Friday, November 9, 2007
I remember as a kid sprinkling brown sugar onto a grapefruit half, then looking up to see my mom's hardcore hippie friend looking at me with horror. "You're putting sugar on THAT?" She was aghast. I guess grapefruit was a sweet treat to her, but I needed some sugar on mine.
I feel the same way about oatmeal. I love oatmeal -- that is, the real kind, made from steel cut oats, that takes 30 minutes to cook and has great texture and flavor, and is not gooey and slimy and tasting of cardboard like rolled oats. I love it, but I still like to sugar it up.
This is what we do with our one cup of steel cut oats, which magically expands over the course of 30 minutes into enough food to feed our entire family of four, for something like 5-cents a serving (Who says eating well has to be expensive?) Right as it finishes cooking, we add (prepare to look at me with horror):
- a couple teaspoons of molasses
- a tablespoon or so of maple syrup or honey
- a knob of butter
That does it for the stoic adult male in our house, who is not really a sugar person (and whose recipe this is).

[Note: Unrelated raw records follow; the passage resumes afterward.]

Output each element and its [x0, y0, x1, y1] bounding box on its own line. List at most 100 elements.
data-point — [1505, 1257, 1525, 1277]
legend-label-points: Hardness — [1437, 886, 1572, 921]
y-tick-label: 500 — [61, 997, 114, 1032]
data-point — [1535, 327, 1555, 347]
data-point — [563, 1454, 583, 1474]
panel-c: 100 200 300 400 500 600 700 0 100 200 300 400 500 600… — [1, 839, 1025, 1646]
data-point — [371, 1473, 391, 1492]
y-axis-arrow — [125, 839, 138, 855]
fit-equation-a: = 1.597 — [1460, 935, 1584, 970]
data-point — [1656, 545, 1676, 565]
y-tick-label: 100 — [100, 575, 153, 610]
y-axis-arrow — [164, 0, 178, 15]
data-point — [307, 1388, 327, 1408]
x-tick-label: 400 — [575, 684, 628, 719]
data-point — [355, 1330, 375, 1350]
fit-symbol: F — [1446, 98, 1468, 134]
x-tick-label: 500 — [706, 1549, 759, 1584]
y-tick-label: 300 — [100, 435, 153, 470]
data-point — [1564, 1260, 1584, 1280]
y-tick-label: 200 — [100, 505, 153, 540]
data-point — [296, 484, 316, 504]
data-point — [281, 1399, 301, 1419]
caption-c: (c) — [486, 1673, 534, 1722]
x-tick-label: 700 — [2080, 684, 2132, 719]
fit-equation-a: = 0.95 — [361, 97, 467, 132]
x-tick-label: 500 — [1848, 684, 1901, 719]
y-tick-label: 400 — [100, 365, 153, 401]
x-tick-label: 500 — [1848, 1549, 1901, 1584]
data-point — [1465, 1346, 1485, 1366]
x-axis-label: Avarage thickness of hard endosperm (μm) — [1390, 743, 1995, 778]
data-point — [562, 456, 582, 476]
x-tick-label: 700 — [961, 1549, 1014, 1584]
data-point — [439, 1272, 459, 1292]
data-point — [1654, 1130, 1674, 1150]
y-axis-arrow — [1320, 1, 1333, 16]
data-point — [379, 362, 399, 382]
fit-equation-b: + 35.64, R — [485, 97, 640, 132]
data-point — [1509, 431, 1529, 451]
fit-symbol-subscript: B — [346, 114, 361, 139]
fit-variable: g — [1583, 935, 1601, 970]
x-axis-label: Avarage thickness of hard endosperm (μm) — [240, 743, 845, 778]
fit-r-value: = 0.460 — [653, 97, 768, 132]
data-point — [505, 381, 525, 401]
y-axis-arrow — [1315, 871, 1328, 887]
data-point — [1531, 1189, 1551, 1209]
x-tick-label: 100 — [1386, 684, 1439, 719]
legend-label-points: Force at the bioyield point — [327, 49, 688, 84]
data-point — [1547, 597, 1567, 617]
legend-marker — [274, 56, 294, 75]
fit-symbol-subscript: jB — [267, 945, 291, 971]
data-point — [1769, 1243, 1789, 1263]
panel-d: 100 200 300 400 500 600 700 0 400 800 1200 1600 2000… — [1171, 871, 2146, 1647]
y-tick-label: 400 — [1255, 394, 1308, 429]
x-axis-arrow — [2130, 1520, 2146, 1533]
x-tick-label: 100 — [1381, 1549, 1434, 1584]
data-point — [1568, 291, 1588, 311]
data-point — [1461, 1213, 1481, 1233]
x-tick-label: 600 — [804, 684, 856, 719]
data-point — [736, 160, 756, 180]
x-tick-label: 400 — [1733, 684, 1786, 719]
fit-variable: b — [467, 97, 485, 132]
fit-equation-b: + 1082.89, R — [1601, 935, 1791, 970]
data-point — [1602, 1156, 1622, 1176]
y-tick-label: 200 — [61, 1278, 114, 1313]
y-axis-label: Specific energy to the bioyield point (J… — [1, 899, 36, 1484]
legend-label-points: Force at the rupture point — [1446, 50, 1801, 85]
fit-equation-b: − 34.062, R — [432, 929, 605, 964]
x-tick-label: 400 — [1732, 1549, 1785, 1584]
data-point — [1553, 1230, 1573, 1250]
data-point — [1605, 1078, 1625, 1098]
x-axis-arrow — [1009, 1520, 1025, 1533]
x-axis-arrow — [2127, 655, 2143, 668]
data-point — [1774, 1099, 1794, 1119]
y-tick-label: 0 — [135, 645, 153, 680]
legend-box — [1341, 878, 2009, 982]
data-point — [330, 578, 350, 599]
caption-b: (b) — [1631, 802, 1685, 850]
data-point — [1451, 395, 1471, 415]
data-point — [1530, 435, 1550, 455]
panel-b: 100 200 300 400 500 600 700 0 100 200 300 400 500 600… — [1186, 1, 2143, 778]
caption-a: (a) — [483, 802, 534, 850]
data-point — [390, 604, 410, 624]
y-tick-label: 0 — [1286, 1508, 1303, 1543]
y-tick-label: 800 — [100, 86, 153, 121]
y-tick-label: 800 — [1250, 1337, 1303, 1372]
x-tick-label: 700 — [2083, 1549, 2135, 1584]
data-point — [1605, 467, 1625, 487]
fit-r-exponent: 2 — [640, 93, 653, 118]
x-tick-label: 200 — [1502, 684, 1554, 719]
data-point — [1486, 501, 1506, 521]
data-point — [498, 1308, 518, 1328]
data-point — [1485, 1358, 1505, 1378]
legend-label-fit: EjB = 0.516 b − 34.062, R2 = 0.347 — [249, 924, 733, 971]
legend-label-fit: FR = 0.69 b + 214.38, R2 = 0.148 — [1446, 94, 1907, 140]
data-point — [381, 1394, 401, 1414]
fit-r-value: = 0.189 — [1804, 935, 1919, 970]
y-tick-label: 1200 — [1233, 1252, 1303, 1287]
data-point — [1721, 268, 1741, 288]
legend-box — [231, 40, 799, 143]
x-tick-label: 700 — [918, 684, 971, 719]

The rest of us add a few little hard pebbles of brown sugar or sucanat, which melt into syrupy pockets of deliciousness in the oatmeal.
So, go ahead and be horrified. The thing, it's not even nearly as sweet as pancakes. And the other things is, my eight-year-old son has been eating organic steel cut oatmeal for breakfast most winter mornings for the last few years. I think it's worth the sugar. It's soooo good, and really cheap. And my daughter joined our oatmeal-eating corps last winter at the age of 3.
If your family is of stronger moral fiber than ours, you could try raisins, or apples, or even just a little cinnamon, instead of tumbling down this slippery sugar slope with us. Either way -- eat oatmeal!
PS Did you know sucanat stands for 'sugar cane natural'? It's unrefined cane sugar, with lots of molasses flavor left in it.